The nurses said they had a meeting where they explained to the lady what was happening, but she did not understand. They asked her questions such as “Where do you plan to spend the rest of your life?” Well, she owned her condo. Why would they be asking such a personal question? She never consented or understood what was happening.
“What happened to my bed,” she asked when they moved in a hospital bed. “My toilet is broken, and I can’t use it,” she said. No, a nurse taped a sign over it, “Broken,” so she would use the commode. Why? I ask.
They limited her fluids because “It is better to die dry than wet.” Well, I consider not drinking to be torture.
She had a bladder infection that they would not treat because she was on Hospice, and they do no curative actions. So, they used morphine to numb the pain. She had a rash from sitting so long, and they treated it with powder, not an antibiotic that might have cured both the rash and the infection.
Two cardinal rules were broken in this case. The first rule is that the patient be diagnosed with a terminal illness. The lady had MS, which is not a terminal. She had it for 30 years and had leg twitches and itches but was ambulatory. The doctor said his wife died of MS. (With MS, Doctor, not of it.)

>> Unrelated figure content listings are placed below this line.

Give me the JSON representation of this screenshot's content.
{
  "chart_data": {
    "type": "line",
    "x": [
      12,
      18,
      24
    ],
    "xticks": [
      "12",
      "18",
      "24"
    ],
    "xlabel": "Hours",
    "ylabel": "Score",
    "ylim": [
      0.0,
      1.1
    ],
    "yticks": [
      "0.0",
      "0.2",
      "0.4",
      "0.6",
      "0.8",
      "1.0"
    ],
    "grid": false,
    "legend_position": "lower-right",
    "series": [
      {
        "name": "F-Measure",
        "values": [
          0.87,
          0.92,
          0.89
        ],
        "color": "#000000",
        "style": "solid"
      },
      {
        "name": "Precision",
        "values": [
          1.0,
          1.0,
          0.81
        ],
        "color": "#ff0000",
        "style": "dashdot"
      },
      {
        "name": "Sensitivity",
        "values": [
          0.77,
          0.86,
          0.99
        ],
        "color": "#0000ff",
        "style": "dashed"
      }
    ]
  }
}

This lady stated emphatically that she was not dying and did not want to.
The second rule is that the patient is given six-months to live. She was not.
Instead, she was given Morphine, Ativan, Methadone and Haldol (an antipsychotic drug used in hospitals to bring down a violent patient.)
She was not psychotic, but apparently, they give Ativan and Haldol as a matter of course with morphine. I don’t know what else she was given, whatever she was taking for her MS.
Throw all that in a system, and it could turn a person psychotic, or kill them.
When her charge was delusional, the caretaker said she was over medicated, and she had seen that before when she came home from the hospital after recovering from a fall, but that time she regained her brain.
A Power of Attorney held out for a while until the “Doctor” convinced her that Hospice was the best procedure.
And what happened to the caretaker? She was mentored that she was not handling her patient’s decline well.